Boutros a tué en somme le double de lui-même, son ombre.
C’est justement pour cela que je prends une distance par rapport à la réalité. Je voulais dépasser les histoires connues. Il y a des histoires tragiques qui circulent comme celle de cette jeune fille de 20 ans morte étouffée dans un avion qui la ramenait au Nigeria. C’est une histoire qui a beaucoup frappé les imaginations en Belgique et on entendait des soupirs d’indignation :  » L’Europe tue nos enfants ! « . Quand j’écrivais cette pièce, la mémoire de cette jeune fille m’habitait et je la lui ai dédiée. Mais je voulais aussi prendre de la distance. Bien sûr Sista, la mère, aurait été satisfaite que Boutros dise que c’est l’Europe qui a tué Coolio, c’est ce qu’attendait la famille. Et quand il balance, tout à la fin, que c’est lui qui a donné le dernier coup, la mère ne veut pas l’entendre. On ne peut pas tuer son propre frère. Ne sommes-nous pas nous-mêmes parfois nos propres fossoyeurs ? Je voulais prendre de la distance et montrer que les choses étaient plus complexes.
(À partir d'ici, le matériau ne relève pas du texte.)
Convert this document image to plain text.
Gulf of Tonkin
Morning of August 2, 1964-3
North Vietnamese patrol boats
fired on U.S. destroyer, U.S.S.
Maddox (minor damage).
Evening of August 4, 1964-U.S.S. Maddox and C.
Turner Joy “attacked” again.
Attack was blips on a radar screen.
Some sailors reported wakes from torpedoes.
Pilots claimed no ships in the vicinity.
Coolio est dans une famille dont la mère détient finalement une fortune laissée par le père. Coolio n’avait pas besoin de partir en Europe pour faire fortune. Il y a dans la cour même une fortune enfouie, dont on ne se sert pas. La mère avait l’argent nécessaire. C’est donc au-delà de la question d’argent. Que vient-on chercher en Europe ? Il y a en fait de l’absurde dans ce voyage. C’est cette contradiction de l’Afrique que je voulais raconter.